Hmmm, not sure how to resolve the apparent violation. I think we should think about the forces between each charge and the hollow conductor. Though the hollow conductor has no net charge, i believe the aforementioned forces will not all be zero. I think if we do the math correctly we can prove that the force from the hollow conductor to the inner charge q1 will be equal to $-K\frac{q_1q_2}{r^2}$.

(in view of @etotheipi post #3 i cancel out the last statement, it is not true).

EDIT 2: Now that i think of it again, i just did a mistake in the sign at first place.

 

[PhDeezNutz]

This is my take on it. I'm far from the most knowledgeable poster on these forums but I've been recently been gaining a lot of confidence. (hopefully it's not misplaced)

We have a conductor with a net charge of $0$ and then we put (somehow) $+q_1$ inside of it.

$+q_1$ inside the conductor induces total charge $-q_1$ on the inner surface of the conductor in order to cancel out the field in the "meat" of the conductor. Because the conductor is overall neutral there must be $+q_1$ on the outer surface of the conductor. This $+q_1$ on the outer shell exerts a force on $q_2$ and visa-versa.

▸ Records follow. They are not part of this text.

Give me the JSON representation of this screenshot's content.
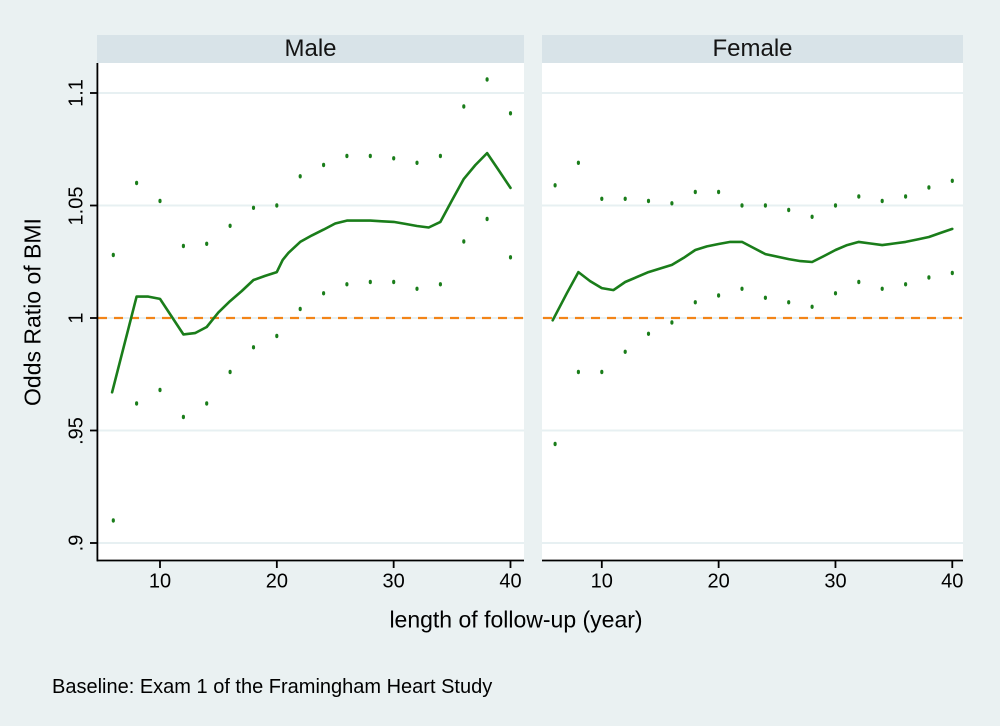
{
  "figure": {
    "background": "#eaf1f2",
    "panel_header_fill": "#d8e3e8",
    "plot_fill": "#ffffff",
    "grid_color": "#e7f0f2",
    "axis_color": "#000000",
    "line_color": "#1a7d1a",
    "reference_color": "#f28418",
    "caption": "Baseline: Exam 1 of the Framingham Heart Study"
  },
  "axes": {
    "y_title": "Odds Ratio of BMI",
    "x_title": "length of follow-up (year)",
    "y_ticks": [
      {
        "label": ".9",
        "value": 0.9
      },
      {
        "label": ".95",
        "value": 0.95
      },
      {
        "label": "1",
        "value": 1.0
      },
      {
        "label": "1.05",
        "value": 1.05
      },
      {
        "label": "1.1",
        "value": 1.1
      }
    ],
    "x_ticks": [
      {
        "label": "10",
        "value": 10
      },
      {
        "label": "20",
        "value": 20
      },
      {
        "label": "30",
        "value": 30
      },
      {
        "label": "40",
        "value": 40
      }
    ],
    "x_range": [
      4.6,
      41.2
    ],
    "y_range": [
      0.889,
      1.115
    ],
    "grid": "horizontal"
  },
  "chart_data": [
    {
      "type": "line",
      "panel": "Male",
      "reference_line": {
        "y": 1.0,
        "style": "dashed",
        "color": "#f28418"
      },
      "series": [
        {
          "name": "odds ratio",
          "style": "solid",
          "color": "#1a7d1a",
          "x": [
            5.9,
            8,
            9,
            10,
            12,
            13,
            14,
            15,
            16,
            17,
            18,
            19,
            20,
            20.5,
            21,
            22,
            23,
            24,
            25,
            26,
            28,
            29,
            30,
            31,
            32,
            33,
            34,
            35,
            36,
            37,
            38,
            39,
            40
          ],
          "y": [
            0.967,
            1.0095,
            1.0095,
            1.0085,
            0.9927,
            0.9933,
            0.996,
            1.0025,
            1.0075,
            1.012,
            1.0169,
            1.0187,
            1.0204,
            1.0258,
            1.029,
            1.0338,
            1.0367,
            1.0393,
            1.042,
            1.0433,
            1.0433,
            1.043,
            1.0427,
            1.0418,
            1.0409,
            1.0402,
            1.0427,
            1.0524,
            1.0618,
            1.068,
            1.0733,
            1.0656,
            1.0578
          ]
        },
        {
          "name": "upper 95% CI",
          "style": "dots",
          "color": "#1a7d1a",
          "x": [
            6,
            8,
            10,
            12,
            14,
            16,
            18,
            20,
            22,
            24,
            26,
            28,
            30,
            32,
            34,
            36,
            38,
            40
          ],
          "y": [
            1.028,
            1.06,
            1.052,
            1.032,
            1.033,
            1.041,
            1.049,
            1.05,
            1.063,
            1.068,
            1.072,
            1.072,
            1.071,
            1.069,
            1.072,
            1.094,
            1.106,
            1.091
          ]
        },
        {
          "name": "lower 95% CI",
          "style": "dots",
          "color": "#1a7d1a",
          "x": [
            6,
            8,
            10,
            12,
            14,
            16,
            18,
            20,
            22,
            24,
            26,
            28,
            30,
            32,
            34,
            36,
            38,
            40
          ],
          "y": [
            0.91,
            0.962,
            0.968,
            0.956,
            0.962,
            0.976,
            0.987,
            0.992,
            1.004,
            1.011,
            1.015,
            1.016,
            1.016,
            1.013,
            1.015,
            1.034,
            1.044,
            1.027
          ]
        }
      ]
    },
    {
      "type": "line",
      "panel": "Female",
      "reference_line": {
        "y": 1.0,
        "style": "dashed",
        "color": "#f28418"
      },
      "series": [
        {
          "name": "odds ratio",
          "style": "solid",
          "color": "#1a7d1a",
          "x": [
            5.8,
            7,
            8,
            9,
            10,
            11,
            12,
            14,
            16,
            17,
            18,
            19,
            20,
            21,
            22,
            23,
            24,
            26,
            27,
            28,
            29,
            30,
            31,
            32,
            33,
            34,
            35,
            36,
            37,
            38,
            39,
            40
          ],
          "y": [
            0.999,
            1.011,
            1.0204,
            1.0164,
            1.0133,
            1.0124,
            1.016,
            1.0204,
            1.0236,
            1.0267,
            1.0302,
            1.0318,
            1.0329,
            1.0338,
            1.0338,
            1.0311,
            1.0284,
            1.0262,
            1.0253,
            1.0249,
            1.0275,
            1.0302,
            1.0324,
            1.0338,
            1.0331,
            1.0324,
            1.0331,
            1.0338,
            1.0349,
            1.036,
            1.0378,
            1.0396
          ]
        },
        {
          "name": "upper 95% CI",
          "style": "dots",
          "color": "#1a7d1a",
          "x": [
            6,
            8,
            10,
            12,
            14,
            16,
            18,
            20,
            22,
            24,
            26,
            28,
            30,
            32,
            34,
            36,
            38,
            40
          ],
          "y": [
            1.059,
            1.069,
            1.053,
            1.053,
            1.052,
            1.051,
            1.056,
            1.056,
            1.05,
            1.05,
            1.048,
            1.045,
            1.05,
            1.054,
            1.052,
            1.054,
            1.058,
            1.061
          ]
        },
        {
          "name": "lower 95% CI",
          "style": "dots",
          "color": "#1a7d1a",
          "x": [
            6,
            8,
            10,
            12,
            14,
            16,
            18,
            20,
            22,
            24,
            26,
            28,
            30,
            32,
            34,
            36,
            38,
            40
          ],
          "y": [
            0.944,
            0.976,
            0.976,
            0.985,
            0.993,
            0.998,
            1.007,
            1.01,
            1.013,
            1.009,
            1.007,
            1.005,
            1.011,
            1.016,
            1.013,
            1.015,
            1.018,
            1.02
          ]
        }
      ]
    }
  ]
}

So the cavity charge doesn't directly exert a force on $q_2$ but does so through charge redistribution on the outer surface.

But why doesn't $q_2$ exert a force on $q_{1,cavity}$? (The crux of the issue) Because $-q_{1}$ on the inner wall of the conductor kills off the field of the cavity charge (The field has to be zero inside a conductor) $q_{1,cavity}$ for exterior points.

This is easily reconcilable if you think of a spherically symmetric conducting shell with $q_1$ smack dab in the center of the cavity...but the truth is that your problem statement/conclusion applies to more than just spherically symmetric configurations.

I will try to think of a more general proof using relevant uniqueness theorems while I'm waiting on my computer to finish running a really long program lol.

Anyway, even if my reasoning isn't complete/general I think it gives you a starting point.

TLDR; The cavity charge doesn't directly exert a force on the external charge. Instead it exerts a force by redistributing charge on the conductor (both on the inner surface and outer surface).

 

[haruspex]

The apparent paradox arises through assumptions one makes using expressions like "due to".
There are three charged bodies here. (Ok, the shell has no net charge, but its charges create a field. )We can consider the force on one as due to the sum of forces from the other two, or as due to the net field the other two create.
So we can say q1 experiences no force, or we can say it experiences equal and opposite forces from q2 and the shell.

 

[Delta2]

I think this apparent paradox, is partly due to how we think that the shell (hollow conductor) does the shielding: It does not "kill" the external electric field in an immediate and explicit way, it rather produces (though it has net charge 0, the charge density is not everywhere zero on it) an equal and opposite to the external field, field, so that the total field in its interior is zero.